In my first year Newton Hawley from America was visiting Cambridge and through him I became interested in analytic fibre bundles. At the same time great things were happening in France and I was an avid reader of the Comptes Rendus, following the developments in sheaf theory. Peter Hilton also showed me a letter of Serre (addressed to André Weil), that was circulating at the time, which gave the sheaf-theory treatment of Riemann–Roch for an algebraic curve. Given my interest in classical geometry I naturally looked at the old results on ruled surfaces from the new point of view an this led to [3], for which I received the Smith’s Prize in 1954. This came at a crucial time when I was unsure whether I should continue with mathematical research. In fact I toyed quite seriously with subjects like architecture and archeology, but the Smith’s Prize decided my fate.
The role of fibre bundles in algebraic geometry had been hinted at in André Weil’s 1938 paper and was developed by him in his Chicago lectures in the early fifties. He spent a term in Cambridge in 1953 lecturing on the topic but I received no encouragement from this quarter. In subsequent years this whole subject has seen extensive development in different directions. The particular problems studied in [3] concerning the classification of fibre bundles over curves were taken up more systematically by the Tata Institute School (Narasimhan, Seshadri, Ramanan) and also by my student Newstead.

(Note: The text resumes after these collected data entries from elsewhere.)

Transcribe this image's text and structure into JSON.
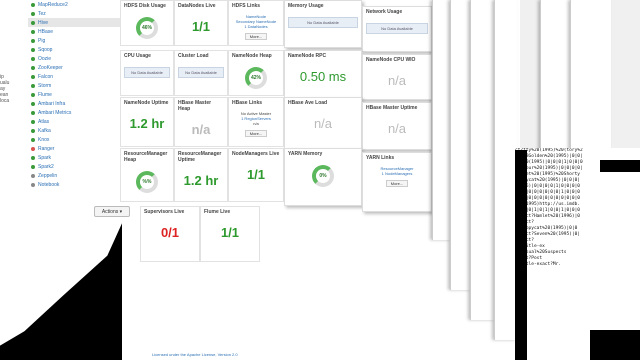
{
  "sidebar": {
    "items": [
      {
        "label": "MapReduce2",
        "status": "green"
      },
      {
        "label": "Tez",
        "status": "green"
      },
      {
        "label": "Hive",
        "status": "green",
        "selected": true
      },
      {
        "label": "HBase",
        "status": "green"
      },
      {
        "label": "Pig",
        "status": "green"
      },
      {
        "label": "Sqoop",
        "status": "green"
      },
      {
        "label": "Oozie",
        "status": "green"
      },
      {
        "label": "ZooKeeper",
        "status": "green"
      },
      {
        "label": "Falcon",
        "status": "green"
      },
      {
        "label": "Storm",
        "status": "green"
      },
      {
        "label": "Flume",
        "status": "green"
      },
      {
        "label": "Ambari Infra",
        "status": "green"
      },
      {
        "label": "Ambari Metrics",
        "status": "green"
      },
      {
        "label": "Atlas",
        "status": "green"
      },
      {
        "label": "Kafka",
        "status": "green"
      },
      {
        "label": "Knox",
        "status": "green"
      },
      {
        "label": "Ranger",
        "status": "red"
      },
      {
        "label": "Spark",
        "status": "green"
      },
      {
        "label": "Spark2",
        "status": "green"
      },
      {
        "label": "Zeppelin",
        "status": "gray"
      },
      {
        "label": "Notebook",
        "status": "gray"
      }
    ],
    "actions_label": "Actions ▾"
  },
  "left_fragments": [
    "ip",
    "ualu",
    "ay",
    "ean",
    "loca"
  ],
  "widgets": {
    "hdfs_disk": {
      "title": "HDFS Disk Usage",
      "percent": "46%"
    },
    "datanodes": {
      "title": "DataNodes Live",
      "value": "1/1"
    },
    "hdfs_links": {
      "title": "HDFS Links",
      "links": [
        "NameNode",
        "Secondary NameNode",
        "1 DataNodes"
      ],
      "more": "More..."
    },
    "cpu": {
      "title": "CPU Usage",
      "na": "No Data Available"
    },
    "cluster_load": {
      "title": "Cluster Load",
      "na": "No Data Available"
    },
    "nn_heap": {
      "title": "NameNode Heap",
      "percent": "42%"
    },
    "nn_uptime": {
      "title": "NameNode Uptime",
      "value": "1.2 hr"
    },
    "hbase_heap": {
      "title": "HBase Master Heap",
      "value": "n/a"
    },
    "hbase_links": {
      "title": "HBase Links",
      "lines": [
        "No Active Master",
        "1 RegionServers",
        "n/a"
      ],
      "more": "More..."
    },
    "rm_heap": {
      "title": "ResourceManager Heap",
      "percent": "%%"
    },
    "rm_uptime": {
      "title": "ResourceManager Uptime",
      "value": "1.2 hr"
    },
    "nm_live": {
      "title": "NodeManagers Live",
      "value": "1/1"
    },
    "supervisors": {
      "title": "Supervisors Live",
      "value": "0/1"
    },
    "flume": {
      "title": "Flume Live",
      "value": "1/1"
    }
  },
  "ghost_widgets": {
    "memory": {
      "title": "Memory Usage",
      "na": "No Data Available"
    },
    "network": {
      "title": "Network Usage",
      "na": "No Data Available"
    },
    "rpc": {
      "title": "NameNode RPC",
      "value": "0.50 ms"
    },
    "cpu_wio": {
      "title": "NameNode CPU WIO",
      "value": "n/a"
    },
    "regionserver": {
      "title": "HBase Ave Load",
      "value": "n/a"
    },
    "hbase_uptime": {
      "title": "HBase Master Uptime",
      "value": "n/a"
    },
    "yarn_memory": {
      "title": "YARN Memory",
      "percent": "0%"
    },
    "yarn_links": {
      "title": "YARN Links",
      "links": [
        "ResourceManager",
        "1 NodeManagers"
      ],
      "more": "More..."
    }
  },
  "terminal_lines": [
    "ct?tty%20(1995)%20(tory%2",
    "20%28Golden%20(1995)|0|0|",
    "ye%20(1995)|0|0|0|1|0|0|0",
    "ct?Four%20(1995)|0|0|0|0|",
    "ct?Get%20(1995)%20Shorty",
    "?Copycat%20(1995)|0|0|0|",
    "(1995)|0|0|0|0|1|0|0|0|0",
    "|0|0|0|0|0|0|0|0|1|0|0|0",
    "|0|0|0|0|0|0|0|0|0|0|0|0",
    "ct?(1995)http://us.imdb.",
    "|0|0|0|1|0|1|0|0|1|0|0|0",
    "-exact?Hamlet%20(1996)|0",
    "-exact?",
    "ct?Copycat%20(1995)|0|0",
    "-exact?Seven%20(1995)|0|",
    "-exact?",
    "ct?Title-ex",
    "ct?Usual%20Suspects",
    "exact?Post",
    "ct?itle-exact?Mr."
  ],
  "footer": "Licensed under the Apache License, Version 2.0"
}
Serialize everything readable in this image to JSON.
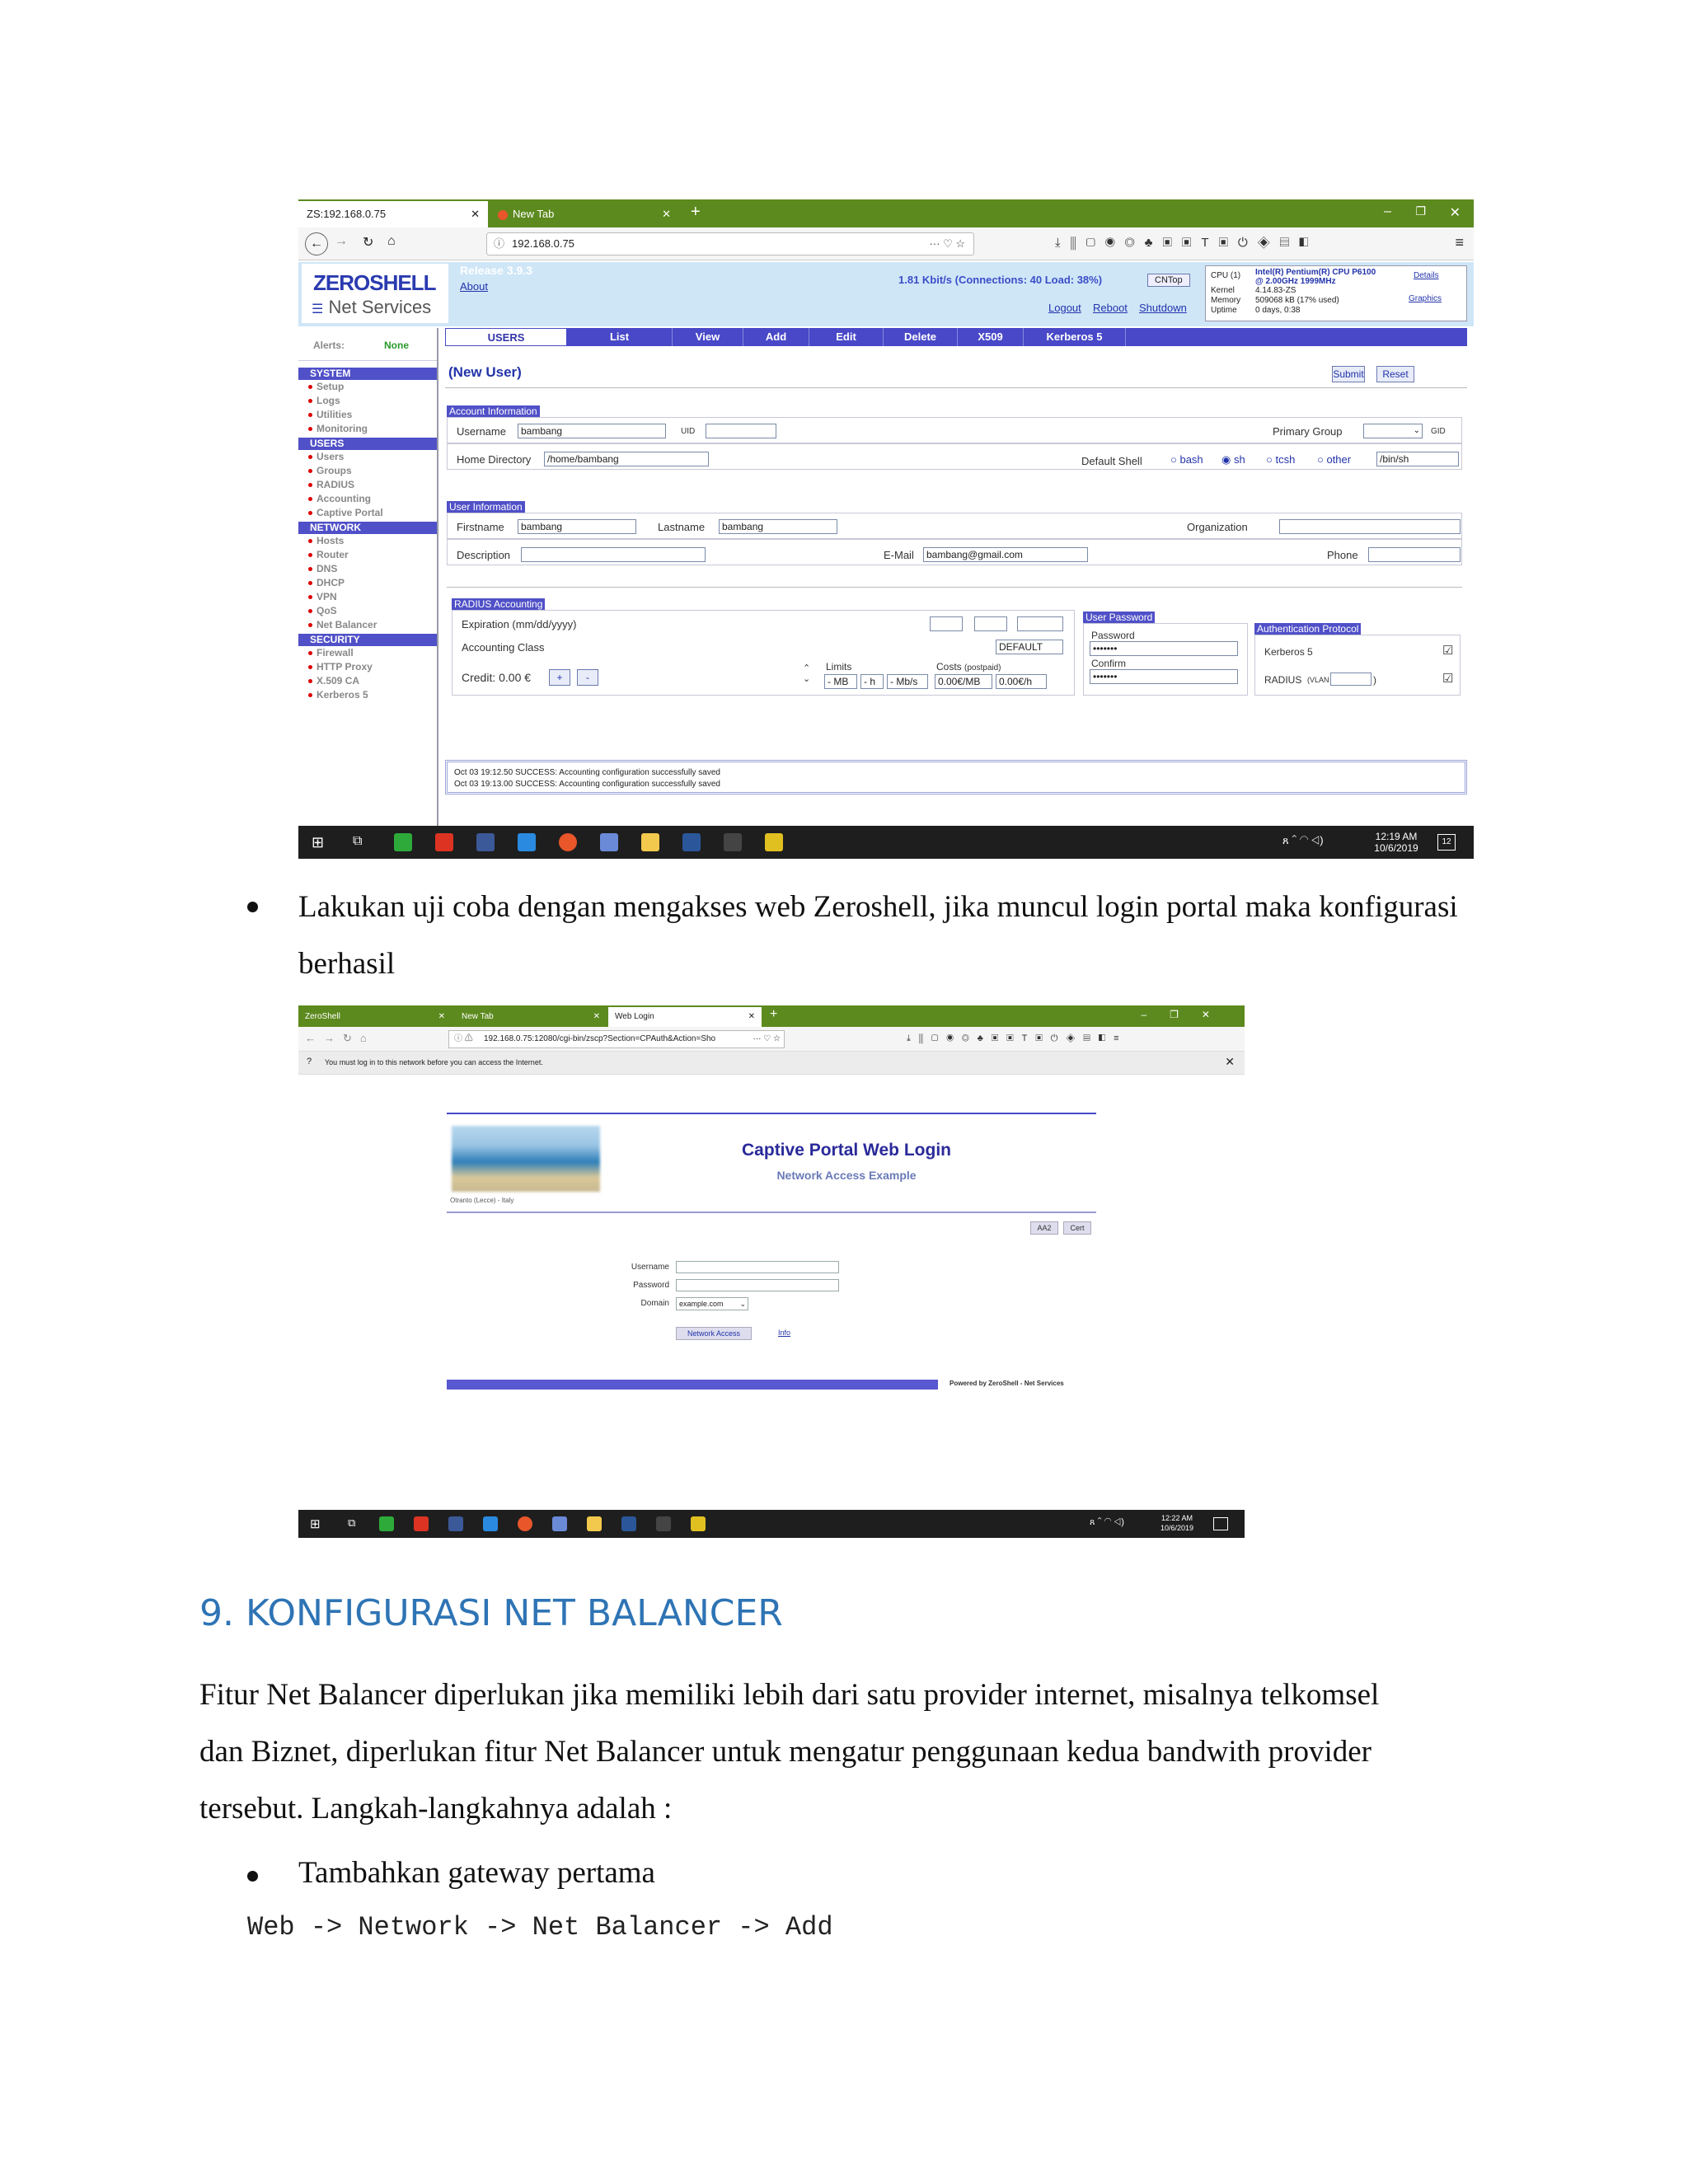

My supervisor Hodge took a keen interest in my work and he also was following the new developments in algebraic geometry. One day he outlined to me the way in which Lefschetz’s theorems on integrals of the second kind should fit into the sheaf-theory framework. I developed this idea in great detail, resulting eventually in our joint paper [4] (summarized in [2]) which Hodge reported on when he attended a major conference in Princeton. This attracted the attention of Kodaira and Spencer and was instrumental in my going to the Institute for Advanced Study in 1955.
Princeton in 1955–56 was enormously stimulating. In particular, I got to know Serre, Hirzebruch, Bott, and Singer all at this time, with long-term implications for my subsequent work. Serre ran a seminar on vector bundles which I attended and my next three papers [5], [7], [6] were all influenced by him in one way or another.
Back in England I met Milnor, then in Oxford, and had a discussion with him about Kummer surfaces. Attempting to understand the effect of double points on the topology of algebraic surfaces then led to [8]. This paper was later the starting point for Brieskorn’s beautiful work on rational double points.
Around this time (1957) the first of Hirzebruch’s Arbeitstagungen began my long series of visits to Bonn. [9] was an expository lecture given there based on work of Calabi which I had learnt about in Princeton.